Did the Mint not sell out all the available entries this year? I thought that it sold out every year. So how can someone decide two weeks before the race that they are going to race? Did they purchase their entry in advance with the thought of racing and then last minute were able to do so?

I am not a big fan of the show, but I do follow them on Facebook and I really do like the guy's outlook on life and his genuine concern for others. After hurricane Harvey, they loaded up a bunch of their huge trucks and gathered a massive amount of donations and headed to Houston. They did rescues with their trucks and they also paid for a helicopter to rescue people as well. I think they were a little "late to the party" because by they time they gathered their stuff and made the drive to Texas from Utah the majority of the rescue missions were completed. I just hope what they did was not just a publicity stunt for the show.

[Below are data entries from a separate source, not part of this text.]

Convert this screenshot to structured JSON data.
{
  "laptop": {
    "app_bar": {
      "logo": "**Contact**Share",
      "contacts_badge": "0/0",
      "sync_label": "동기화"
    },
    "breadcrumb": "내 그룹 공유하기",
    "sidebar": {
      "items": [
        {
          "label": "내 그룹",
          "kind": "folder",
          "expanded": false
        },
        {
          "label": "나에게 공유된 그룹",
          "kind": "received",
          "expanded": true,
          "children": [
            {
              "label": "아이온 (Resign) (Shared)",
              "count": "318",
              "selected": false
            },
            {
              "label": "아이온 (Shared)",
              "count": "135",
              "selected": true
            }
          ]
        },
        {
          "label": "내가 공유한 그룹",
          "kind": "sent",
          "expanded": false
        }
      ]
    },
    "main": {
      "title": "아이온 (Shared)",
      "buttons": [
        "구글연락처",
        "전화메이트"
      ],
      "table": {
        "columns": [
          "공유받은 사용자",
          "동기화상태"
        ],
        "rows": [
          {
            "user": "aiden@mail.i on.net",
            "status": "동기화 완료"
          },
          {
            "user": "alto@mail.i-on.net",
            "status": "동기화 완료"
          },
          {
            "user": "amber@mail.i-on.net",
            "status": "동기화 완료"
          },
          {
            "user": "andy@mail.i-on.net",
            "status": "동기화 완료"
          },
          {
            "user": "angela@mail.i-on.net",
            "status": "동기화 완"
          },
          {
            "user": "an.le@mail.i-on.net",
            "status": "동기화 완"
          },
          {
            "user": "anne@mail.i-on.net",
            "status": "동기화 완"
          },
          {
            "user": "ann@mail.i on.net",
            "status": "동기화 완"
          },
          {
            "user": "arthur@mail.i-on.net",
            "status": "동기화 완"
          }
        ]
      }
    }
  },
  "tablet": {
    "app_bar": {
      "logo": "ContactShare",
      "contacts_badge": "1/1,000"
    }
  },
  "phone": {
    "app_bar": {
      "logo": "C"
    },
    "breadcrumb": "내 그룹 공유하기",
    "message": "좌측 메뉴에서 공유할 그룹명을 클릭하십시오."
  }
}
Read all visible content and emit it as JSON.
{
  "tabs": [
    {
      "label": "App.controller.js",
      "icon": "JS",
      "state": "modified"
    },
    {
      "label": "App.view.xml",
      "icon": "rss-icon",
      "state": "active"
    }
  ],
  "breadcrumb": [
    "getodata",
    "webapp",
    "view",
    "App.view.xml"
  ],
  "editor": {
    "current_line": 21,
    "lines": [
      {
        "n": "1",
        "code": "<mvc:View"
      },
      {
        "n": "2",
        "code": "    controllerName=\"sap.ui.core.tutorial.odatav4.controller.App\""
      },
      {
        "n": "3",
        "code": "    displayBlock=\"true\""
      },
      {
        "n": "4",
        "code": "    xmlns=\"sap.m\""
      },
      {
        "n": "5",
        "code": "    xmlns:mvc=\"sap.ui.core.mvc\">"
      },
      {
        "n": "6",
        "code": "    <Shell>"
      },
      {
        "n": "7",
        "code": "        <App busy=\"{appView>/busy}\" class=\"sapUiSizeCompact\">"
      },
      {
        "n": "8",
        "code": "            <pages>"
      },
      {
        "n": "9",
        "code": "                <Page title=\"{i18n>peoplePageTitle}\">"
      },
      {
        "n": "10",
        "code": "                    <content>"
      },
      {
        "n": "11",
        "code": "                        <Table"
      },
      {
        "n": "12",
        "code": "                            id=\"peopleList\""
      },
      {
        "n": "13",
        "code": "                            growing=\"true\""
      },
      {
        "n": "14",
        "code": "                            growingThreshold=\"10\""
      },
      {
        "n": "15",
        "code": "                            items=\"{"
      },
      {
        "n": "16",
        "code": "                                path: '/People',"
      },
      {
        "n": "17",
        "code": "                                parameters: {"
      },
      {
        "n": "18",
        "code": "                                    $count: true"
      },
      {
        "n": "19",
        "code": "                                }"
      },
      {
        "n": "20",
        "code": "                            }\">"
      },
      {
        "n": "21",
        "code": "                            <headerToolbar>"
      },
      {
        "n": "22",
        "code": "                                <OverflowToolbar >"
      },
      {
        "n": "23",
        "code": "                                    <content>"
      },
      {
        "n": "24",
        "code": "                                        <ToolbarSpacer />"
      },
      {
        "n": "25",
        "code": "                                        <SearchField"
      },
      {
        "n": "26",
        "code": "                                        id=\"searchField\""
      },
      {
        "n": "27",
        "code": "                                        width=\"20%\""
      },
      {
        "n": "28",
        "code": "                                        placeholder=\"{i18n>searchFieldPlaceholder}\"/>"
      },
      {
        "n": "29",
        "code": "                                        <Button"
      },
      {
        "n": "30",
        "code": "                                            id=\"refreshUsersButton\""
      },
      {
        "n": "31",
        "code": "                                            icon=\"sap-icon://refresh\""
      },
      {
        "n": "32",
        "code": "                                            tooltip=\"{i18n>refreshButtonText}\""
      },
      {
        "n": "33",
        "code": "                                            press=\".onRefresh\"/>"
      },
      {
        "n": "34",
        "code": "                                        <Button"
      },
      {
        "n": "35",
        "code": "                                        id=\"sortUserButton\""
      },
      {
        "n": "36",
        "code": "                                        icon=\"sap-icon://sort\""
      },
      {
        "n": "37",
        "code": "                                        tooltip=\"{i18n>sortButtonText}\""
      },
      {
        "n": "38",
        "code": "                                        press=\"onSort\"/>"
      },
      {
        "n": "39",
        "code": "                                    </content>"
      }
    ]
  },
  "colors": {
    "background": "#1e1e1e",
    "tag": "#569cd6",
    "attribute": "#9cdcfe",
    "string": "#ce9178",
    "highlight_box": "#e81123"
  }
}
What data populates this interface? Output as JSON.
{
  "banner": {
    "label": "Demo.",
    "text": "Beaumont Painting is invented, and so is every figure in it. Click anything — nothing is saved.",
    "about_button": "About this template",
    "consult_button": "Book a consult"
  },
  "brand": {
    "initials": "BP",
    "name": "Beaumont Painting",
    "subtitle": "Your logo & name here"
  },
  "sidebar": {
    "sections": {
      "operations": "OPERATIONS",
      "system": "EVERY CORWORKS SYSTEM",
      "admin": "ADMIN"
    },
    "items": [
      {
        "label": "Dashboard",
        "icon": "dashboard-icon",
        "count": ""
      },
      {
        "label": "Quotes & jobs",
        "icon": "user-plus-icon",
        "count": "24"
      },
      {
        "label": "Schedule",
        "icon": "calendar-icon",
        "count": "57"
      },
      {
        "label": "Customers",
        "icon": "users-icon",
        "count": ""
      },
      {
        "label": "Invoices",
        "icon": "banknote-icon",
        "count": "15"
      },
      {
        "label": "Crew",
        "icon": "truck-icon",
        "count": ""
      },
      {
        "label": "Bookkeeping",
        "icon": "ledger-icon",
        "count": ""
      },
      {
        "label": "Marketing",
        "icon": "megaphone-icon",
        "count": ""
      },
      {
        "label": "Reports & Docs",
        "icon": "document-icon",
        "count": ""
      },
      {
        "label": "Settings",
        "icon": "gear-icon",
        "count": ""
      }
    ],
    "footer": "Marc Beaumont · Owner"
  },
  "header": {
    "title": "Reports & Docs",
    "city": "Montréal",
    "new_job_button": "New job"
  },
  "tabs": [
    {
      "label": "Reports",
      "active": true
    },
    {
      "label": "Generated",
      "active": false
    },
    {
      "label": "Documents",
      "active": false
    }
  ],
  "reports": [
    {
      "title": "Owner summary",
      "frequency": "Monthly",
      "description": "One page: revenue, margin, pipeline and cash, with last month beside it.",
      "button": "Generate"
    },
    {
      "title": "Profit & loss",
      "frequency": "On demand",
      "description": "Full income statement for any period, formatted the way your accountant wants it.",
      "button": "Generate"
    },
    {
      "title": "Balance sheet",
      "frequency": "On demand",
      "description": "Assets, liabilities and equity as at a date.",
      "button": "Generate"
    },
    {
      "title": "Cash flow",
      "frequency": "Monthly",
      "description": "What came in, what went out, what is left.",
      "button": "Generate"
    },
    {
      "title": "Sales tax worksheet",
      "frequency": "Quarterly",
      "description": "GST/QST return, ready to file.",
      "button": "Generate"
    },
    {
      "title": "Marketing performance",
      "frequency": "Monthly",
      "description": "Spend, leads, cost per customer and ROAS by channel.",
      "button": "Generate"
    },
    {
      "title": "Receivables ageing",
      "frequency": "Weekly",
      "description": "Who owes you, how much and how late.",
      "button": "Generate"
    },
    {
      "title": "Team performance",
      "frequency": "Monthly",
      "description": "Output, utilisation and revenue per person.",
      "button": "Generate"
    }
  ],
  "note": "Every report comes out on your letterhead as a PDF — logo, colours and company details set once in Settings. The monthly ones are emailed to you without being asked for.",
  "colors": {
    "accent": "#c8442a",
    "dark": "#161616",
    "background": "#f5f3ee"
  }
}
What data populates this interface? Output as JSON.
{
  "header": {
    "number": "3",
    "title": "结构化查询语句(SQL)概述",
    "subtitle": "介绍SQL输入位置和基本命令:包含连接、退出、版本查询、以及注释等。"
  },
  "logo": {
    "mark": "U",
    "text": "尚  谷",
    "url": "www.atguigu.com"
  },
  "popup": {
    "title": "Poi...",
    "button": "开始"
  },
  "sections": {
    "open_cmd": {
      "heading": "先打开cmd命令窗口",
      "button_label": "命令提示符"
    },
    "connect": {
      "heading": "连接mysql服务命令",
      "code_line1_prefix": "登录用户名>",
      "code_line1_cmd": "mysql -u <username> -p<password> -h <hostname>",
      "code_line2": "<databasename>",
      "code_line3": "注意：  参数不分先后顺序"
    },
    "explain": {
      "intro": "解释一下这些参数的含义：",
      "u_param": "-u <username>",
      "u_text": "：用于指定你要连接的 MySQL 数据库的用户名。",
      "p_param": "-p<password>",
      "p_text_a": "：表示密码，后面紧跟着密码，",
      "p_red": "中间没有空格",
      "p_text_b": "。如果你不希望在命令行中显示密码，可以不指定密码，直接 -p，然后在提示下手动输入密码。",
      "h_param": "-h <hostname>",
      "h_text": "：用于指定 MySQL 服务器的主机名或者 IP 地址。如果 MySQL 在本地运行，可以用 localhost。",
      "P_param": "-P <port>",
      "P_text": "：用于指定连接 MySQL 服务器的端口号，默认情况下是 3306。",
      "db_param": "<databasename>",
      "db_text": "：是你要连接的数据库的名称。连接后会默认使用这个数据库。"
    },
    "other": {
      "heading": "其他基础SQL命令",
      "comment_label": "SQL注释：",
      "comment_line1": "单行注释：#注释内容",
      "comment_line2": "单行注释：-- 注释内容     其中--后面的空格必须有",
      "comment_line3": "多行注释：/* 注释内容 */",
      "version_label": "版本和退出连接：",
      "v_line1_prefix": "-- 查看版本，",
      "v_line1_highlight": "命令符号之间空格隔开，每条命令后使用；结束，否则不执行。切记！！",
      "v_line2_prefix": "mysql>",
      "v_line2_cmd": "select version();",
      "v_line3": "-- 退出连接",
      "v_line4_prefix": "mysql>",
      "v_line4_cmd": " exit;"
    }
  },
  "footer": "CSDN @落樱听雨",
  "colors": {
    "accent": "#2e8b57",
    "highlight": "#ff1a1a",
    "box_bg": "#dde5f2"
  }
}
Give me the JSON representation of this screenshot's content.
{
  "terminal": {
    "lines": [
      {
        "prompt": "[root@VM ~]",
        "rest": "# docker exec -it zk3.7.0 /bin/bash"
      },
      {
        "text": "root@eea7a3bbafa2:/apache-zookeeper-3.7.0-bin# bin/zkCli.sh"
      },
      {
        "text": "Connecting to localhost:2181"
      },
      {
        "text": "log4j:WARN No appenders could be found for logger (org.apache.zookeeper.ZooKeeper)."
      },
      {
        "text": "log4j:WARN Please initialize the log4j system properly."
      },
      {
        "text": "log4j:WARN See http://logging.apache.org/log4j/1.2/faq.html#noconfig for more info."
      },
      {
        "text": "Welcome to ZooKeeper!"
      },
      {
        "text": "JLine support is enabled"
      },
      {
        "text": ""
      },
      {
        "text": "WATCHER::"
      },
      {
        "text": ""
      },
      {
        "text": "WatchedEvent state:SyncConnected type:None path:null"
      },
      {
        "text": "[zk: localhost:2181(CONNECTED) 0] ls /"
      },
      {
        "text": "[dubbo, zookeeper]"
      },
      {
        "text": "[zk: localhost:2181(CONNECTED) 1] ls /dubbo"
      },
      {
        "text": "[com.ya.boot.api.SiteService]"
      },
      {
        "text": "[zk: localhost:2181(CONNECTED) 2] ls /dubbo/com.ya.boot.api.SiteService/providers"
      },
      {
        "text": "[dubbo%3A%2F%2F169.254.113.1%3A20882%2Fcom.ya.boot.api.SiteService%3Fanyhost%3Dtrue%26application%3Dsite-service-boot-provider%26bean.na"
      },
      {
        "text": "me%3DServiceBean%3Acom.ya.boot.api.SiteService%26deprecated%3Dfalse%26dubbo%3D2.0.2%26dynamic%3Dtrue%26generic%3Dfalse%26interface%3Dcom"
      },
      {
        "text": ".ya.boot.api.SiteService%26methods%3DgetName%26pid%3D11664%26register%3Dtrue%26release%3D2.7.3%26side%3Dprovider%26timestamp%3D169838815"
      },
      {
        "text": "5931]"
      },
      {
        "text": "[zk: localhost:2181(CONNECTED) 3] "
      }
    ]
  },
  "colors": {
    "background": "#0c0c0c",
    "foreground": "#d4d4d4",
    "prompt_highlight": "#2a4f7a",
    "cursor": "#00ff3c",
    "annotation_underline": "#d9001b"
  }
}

I had a reoccurring role on a Discovery Channel show back in 04-05 called "Wingnuts". It was executive produced by Thom Beers, (Deadliest Catch, Ice Road Truckers, and a whole slew of shows) The premise of the show was cool, but the onsite producer was trying to hard to re-create Orange County Choppers and that made up drama crap didn't work for our show and it was not renewed for a second season. So I am familiar with how these shows work, and producers love to have drama even though it is a "reality" show. One of the easiest ways to create drama is by having impossible deadlines to meet. Even if there is really no deadline to complete a project, they create one so the cast is in turmoil, which creates drama and is supposed to make great TV. My point is, while I firmly believe these guys love off-road racing, much of what they do right now is driven by the show and trying to keep it on the air.